Ok

En poursuivant votre navigation sur ce site, vous acceptez l'utilisation de cookies. Ces derniers assurent le bon fonctionnement de nos services. En savoir plus.

11/11/2016

Le collier rouge de Jean-Christophe Rufin

Le collier rouge.jpeg
Le collier rouge de Jean-Christophe Rufin, Gallimard, 2014, 156p. 

 

En plein cœur de l'été, un cabot fait des siennes et hurle jour et nuit, ce qui n'est pas sans rendre fou le gardien de la caserne juste en face, Dujeux. Ce dernier ne garde qu'un seul prisonnier puisqu'en 1919, tout le monde est rentré chez soi : L'énigmatique Morlac, plutôt taiseux et taciturne, et plutôt réfractaire à accepter l'indulgence du juge Lantier venu l'interroger. Tout se joue, dans les premiers temps du récit, entre ces deux-là (Dujeux fait seulement partie du décor) et le chien qui rythme questions et réponses et semble, à distance, répondre à son maître enfermé. Nous ne savons pas grand chose, alors. Nous sommes à l'image de Lantier : nous cherchons à comprendre ce que Morlac fait là, pourquoi il se complait dans une opposition si farouche et, pourquoi, surtout, il refuse l'affection si démonstrative du chien.
A mesure que l'histoire se déroule, entre les tranchées, les morts, et la solitude, un troisième personnage crucial apparaît : Valentine (Cherchez la femme, qu'ils disaient, cherchez la femme !). Tout n'est donc pas qu'une histoire de guerre, finalement. C'est plus complexe, et pourtant très simple. 
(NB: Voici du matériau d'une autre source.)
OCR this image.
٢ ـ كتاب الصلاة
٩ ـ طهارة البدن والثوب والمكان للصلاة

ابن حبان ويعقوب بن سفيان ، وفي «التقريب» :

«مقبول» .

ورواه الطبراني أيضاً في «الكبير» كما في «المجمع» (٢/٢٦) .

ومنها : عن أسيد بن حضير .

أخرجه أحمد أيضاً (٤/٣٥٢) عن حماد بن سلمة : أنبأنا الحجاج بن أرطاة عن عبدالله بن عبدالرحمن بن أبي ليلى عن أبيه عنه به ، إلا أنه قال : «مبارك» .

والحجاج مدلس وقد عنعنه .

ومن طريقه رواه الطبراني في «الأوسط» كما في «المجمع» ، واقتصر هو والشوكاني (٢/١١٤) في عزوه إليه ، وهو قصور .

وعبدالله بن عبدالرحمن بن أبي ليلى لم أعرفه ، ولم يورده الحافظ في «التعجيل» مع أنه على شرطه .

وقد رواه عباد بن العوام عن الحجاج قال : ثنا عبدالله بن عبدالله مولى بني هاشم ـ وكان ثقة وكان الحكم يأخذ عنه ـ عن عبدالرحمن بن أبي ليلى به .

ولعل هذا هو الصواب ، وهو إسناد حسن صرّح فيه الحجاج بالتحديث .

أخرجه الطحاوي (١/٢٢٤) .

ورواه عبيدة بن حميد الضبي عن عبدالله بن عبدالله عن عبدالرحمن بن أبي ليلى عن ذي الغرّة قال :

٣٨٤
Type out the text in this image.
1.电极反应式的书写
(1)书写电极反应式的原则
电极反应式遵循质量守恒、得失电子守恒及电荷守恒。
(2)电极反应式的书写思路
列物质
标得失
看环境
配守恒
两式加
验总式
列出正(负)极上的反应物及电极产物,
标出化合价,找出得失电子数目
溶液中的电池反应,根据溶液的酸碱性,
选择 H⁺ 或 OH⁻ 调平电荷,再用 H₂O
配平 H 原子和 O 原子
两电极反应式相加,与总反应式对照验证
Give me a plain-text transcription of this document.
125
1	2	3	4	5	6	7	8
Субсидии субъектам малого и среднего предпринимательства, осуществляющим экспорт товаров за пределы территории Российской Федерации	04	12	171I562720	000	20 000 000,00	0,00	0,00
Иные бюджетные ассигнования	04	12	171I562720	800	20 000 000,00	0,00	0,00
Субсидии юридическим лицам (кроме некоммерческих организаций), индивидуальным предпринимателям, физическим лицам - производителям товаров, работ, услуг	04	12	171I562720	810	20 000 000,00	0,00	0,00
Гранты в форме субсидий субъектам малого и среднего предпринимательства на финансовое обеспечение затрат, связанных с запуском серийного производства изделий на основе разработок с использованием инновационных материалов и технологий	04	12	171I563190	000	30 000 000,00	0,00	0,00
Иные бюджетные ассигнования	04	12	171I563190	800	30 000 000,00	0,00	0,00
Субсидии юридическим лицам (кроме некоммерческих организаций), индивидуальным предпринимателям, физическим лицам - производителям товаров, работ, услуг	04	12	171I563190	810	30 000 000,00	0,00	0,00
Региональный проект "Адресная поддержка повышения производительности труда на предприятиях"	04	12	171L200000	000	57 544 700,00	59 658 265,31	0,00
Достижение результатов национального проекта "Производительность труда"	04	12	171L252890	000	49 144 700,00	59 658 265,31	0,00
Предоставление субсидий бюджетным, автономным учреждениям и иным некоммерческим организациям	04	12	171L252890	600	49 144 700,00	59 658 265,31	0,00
Au premier abord, j'ai trouvé Le collier rouge d'une grande finesse, d'une maîtrise évidemment totale (sans avoir jamais lu Rufin auparavant, c'est tout à fait le genre de style auquel je m'attendais) mais d'une finesse et d'une maîtrise finalement un peu froides, un peu sèches - oserais-je dire un peu plates? Je me retrouvais exactement avec le même sentiment de lecture que 14 d'Echenoz (si mon souvenir est exact). J'avançais donc, dubitative, dans l'attente de quelque chose : de ressentir, plutôt que de penser, je crois. 

Puis, finalement, je me suis prise au jeu de frayer dans les pas de Lantier. Sans être du tout un policier - on est même loin du compte -, la construction est habile, et joue à nous dévoiler les informations au compte-goutte, en commençant évidemment par les plus anecdotiques pour monter progressivement en puissance, en intérêt, en curiosité. Les personnages prennent du relief et se colorent de toute l'ambivalence de l'humanité (exception faite, peut-être, de Dujeux et du gendarme local qui représentent le petit fonctionnaire dans toute la splendeur de sa bêtise fatiguée mais heureuse).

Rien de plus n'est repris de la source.